3) Then carefully cup the puppy in both hands, reverse direction so that her head is pointing straight down. Hold for 3-5 seconds. BTW, dropping the puppy is not good for optimum brain development, do do this carefully :')
4) Hold the pup in both hands, parallel to the floor, belly up for 3-5 seconds
5) Last, but not least, put the pup on a cold, damp towel for 3-5 seconds, then return to the litter
All of these exercises should be done in a fluid motion, not jostling the puppy. They should only be done once a day, no more. and each one should only be done for the 3-5 seconds. More than once a day, or longer for each exercise could be potentially harmful. The reason you only do them once a day, and exactly as described is that too much stress, too early can backfire on you.
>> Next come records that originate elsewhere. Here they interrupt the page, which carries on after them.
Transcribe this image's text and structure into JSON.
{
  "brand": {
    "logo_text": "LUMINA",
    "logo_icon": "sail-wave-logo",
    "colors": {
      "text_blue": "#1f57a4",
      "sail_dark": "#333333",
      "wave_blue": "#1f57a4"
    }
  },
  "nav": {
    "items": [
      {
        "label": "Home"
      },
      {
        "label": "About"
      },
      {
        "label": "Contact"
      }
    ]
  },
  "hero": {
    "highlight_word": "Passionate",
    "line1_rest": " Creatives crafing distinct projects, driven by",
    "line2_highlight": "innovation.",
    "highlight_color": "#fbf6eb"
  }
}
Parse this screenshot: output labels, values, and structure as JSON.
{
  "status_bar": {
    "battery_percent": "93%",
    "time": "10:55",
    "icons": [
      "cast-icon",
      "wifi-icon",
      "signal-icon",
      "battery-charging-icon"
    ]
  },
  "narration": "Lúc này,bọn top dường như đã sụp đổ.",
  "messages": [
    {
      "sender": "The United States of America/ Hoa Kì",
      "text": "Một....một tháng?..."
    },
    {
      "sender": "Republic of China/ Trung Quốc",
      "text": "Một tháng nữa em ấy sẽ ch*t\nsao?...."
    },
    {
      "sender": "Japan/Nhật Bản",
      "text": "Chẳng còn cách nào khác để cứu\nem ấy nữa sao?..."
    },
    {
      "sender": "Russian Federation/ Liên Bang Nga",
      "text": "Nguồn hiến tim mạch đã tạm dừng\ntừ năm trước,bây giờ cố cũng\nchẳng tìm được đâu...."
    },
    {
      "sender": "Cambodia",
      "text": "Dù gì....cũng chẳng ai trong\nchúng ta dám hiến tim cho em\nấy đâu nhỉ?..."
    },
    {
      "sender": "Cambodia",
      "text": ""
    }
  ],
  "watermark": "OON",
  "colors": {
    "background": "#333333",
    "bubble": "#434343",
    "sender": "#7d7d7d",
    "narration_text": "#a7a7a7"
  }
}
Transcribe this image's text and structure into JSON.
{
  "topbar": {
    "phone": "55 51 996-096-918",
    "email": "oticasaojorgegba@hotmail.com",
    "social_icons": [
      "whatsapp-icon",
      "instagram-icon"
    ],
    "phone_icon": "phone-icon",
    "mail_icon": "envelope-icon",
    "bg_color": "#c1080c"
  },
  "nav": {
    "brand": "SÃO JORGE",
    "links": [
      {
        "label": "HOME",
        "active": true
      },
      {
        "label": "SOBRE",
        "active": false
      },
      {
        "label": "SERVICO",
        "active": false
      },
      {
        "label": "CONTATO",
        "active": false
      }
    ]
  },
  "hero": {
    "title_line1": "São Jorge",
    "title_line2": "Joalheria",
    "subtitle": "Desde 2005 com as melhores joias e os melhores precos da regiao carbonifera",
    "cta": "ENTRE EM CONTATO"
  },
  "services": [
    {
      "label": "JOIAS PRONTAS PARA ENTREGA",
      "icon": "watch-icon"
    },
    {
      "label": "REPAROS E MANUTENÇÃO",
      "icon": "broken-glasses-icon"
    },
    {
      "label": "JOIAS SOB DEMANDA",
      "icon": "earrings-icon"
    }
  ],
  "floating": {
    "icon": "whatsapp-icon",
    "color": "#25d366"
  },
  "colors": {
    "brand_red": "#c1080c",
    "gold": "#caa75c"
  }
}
Of course, the normal, touching, cuddling etc that you would do with a litter is something every puppy needs, and you should continue to do those things. These specific exercises are something the puppy would never get and probably acts to kick-start some aspects of neurological development.
With our litter only three days old, here are major developments I have seen. Yesterday, all puppies in the litter were using their legs well enough to keep their bellies off the floor of the whelping house to get around, as opposed to "swimming" or doing the neonatal belly crawl. My training partner also observed this, and was astounded. She claims she has never seen puppies this young able to do this.
Today as we did the exercises the puppies did not yelp or cry out while they were being handled. One or two grunted a little bit, but it was nothing like the tiny squeals of protest we got on Thursday and yesterday.
For me, this 13 day regimen is very experimental, but so far I'd have to say that I'm seeing things that are apt to make me a believer. After all, as Scott Chesney said when I first told him about our planned breeding between Torus and Lucky - we really are hoping to have big, dark colored, SMART dogs.